For the second time in as many days, a major global media company released results which suggested little adverse, or material, impact from either the writers’ strike or a feared slow down in advertising spending related to the economy.

Disney’s CEO Tom Skaggs reported a “really strong ad market” during Disney’s earnings call Tuesday. Revenue at the Media Networks Division which houses ABC, ESPN and the other cable networks was $4.17b versus $3.79b for the same period a year ago. Operating profit at ABC climbed to $322m, a 30% gain. The rest of the cable networks had operating profits of $586m (up 27%).

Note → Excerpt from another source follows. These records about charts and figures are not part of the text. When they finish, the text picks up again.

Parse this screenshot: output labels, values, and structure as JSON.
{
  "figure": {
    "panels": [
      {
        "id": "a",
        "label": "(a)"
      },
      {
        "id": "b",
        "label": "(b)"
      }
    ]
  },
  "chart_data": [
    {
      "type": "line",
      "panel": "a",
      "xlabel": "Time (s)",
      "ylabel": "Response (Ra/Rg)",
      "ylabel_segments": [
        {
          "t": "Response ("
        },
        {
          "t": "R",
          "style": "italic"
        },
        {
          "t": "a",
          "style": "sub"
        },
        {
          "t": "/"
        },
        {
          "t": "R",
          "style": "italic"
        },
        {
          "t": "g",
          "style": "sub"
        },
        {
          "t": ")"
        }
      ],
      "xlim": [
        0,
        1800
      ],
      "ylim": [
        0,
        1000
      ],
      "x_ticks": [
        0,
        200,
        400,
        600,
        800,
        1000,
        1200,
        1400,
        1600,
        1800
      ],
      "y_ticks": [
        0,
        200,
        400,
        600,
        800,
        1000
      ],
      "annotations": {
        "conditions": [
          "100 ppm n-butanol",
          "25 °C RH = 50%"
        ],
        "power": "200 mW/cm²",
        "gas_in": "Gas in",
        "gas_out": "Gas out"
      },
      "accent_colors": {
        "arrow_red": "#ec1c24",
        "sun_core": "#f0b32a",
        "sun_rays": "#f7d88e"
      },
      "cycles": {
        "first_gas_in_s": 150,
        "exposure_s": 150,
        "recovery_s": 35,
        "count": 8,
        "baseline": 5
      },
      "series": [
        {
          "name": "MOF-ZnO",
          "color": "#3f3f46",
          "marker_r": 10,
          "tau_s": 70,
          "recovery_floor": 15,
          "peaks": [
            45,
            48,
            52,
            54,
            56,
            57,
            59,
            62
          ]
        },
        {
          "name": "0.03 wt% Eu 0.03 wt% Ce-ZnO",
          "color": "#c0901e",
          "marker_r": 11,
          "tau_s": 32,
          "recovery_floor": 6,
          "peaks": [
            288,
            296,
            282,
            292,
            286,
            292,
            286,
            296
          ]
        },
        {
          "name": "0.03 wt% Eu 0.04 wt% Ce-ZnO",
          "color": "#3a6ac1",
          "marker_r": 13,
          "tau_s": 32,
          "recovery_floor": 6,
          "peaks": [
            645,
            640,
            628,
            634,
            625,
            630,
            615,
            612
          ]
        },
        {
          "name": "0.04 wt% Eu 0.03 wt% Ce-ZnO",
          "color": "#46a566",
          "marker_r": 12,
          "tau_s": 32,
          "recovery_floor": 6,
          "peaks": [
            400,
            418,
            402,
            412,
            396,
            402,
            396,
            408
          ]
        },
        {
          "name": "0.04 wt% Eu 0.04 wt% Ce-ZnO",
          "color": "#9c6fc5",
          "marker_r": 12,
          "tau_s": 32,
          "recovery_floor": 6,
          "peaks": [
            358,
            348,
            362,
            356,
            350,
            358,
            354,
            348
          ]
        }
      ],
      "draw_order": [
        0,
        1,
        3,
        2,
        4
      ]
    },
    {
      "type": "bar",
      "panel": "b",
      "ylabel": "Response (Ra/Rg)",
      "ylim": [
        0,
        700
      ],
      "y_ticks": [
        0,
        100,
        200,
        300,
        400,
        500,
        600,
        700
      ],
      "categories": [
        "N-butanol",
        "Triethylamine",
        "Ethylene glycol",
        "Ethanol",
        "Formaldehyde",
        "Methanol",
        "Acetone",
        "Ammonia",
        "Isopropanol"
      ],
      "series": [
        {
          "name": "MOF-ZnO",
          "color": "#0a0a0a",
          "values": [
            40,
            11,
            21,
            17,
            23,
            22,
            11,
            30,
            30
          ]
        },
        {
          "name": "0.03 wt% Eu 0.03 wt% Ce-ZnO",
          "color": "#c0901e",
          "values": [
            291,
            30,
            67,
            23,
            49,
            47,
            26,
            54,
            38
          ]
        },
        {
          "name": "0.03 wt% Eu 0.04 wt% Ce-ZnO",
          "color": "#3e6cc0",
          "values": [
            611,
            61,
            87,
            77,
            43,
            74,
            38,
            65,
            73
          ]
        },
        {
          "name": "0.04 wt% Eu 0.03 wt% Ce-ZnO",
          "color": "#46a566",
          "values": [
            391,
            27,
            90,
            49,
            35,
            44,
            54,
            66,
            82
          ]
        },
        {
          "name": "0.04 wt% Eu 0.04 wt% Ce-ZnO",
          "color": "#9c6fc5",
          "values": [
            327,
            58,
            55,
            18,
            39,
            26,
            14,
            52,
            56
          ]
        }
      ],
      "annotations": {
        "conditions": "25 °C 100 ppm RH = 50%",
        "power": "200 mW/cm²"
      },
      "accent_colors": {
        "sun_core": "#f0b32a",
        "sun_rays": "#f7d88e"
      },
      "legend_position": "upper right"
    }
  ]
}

Contrary to fears, the writers’ strike hasn’t had much teeth (so far). Just the opposite, in the short term it may even be helping financially. Ratings at ABC were off 11% for prime time viewing in the 18-49 year old demographic as a result of fewer new programs but revenues for the network (and TV stations) was actually up about 6%. The strike is also helping reduce the cost overhead for developing new pilots and episodes. (If the strike continues long enough, its influence on audience draw will eventually have a negative impact).

In other related news, Disney announced they’d reached an agreement to extend Robert Iger’s contract as CEO for another 5 years. Under the new deal his contract will expire Jan 31, 2013 instead of Sept 30, 2010 as previously structured. CFO Tom Staggs signed a similar deal.

Disney also revealed a 3rd installment of Pixar’s popular Toy Story franchise will be released in 2010. 3D versions of the first two "Toy Story" films will be released next year.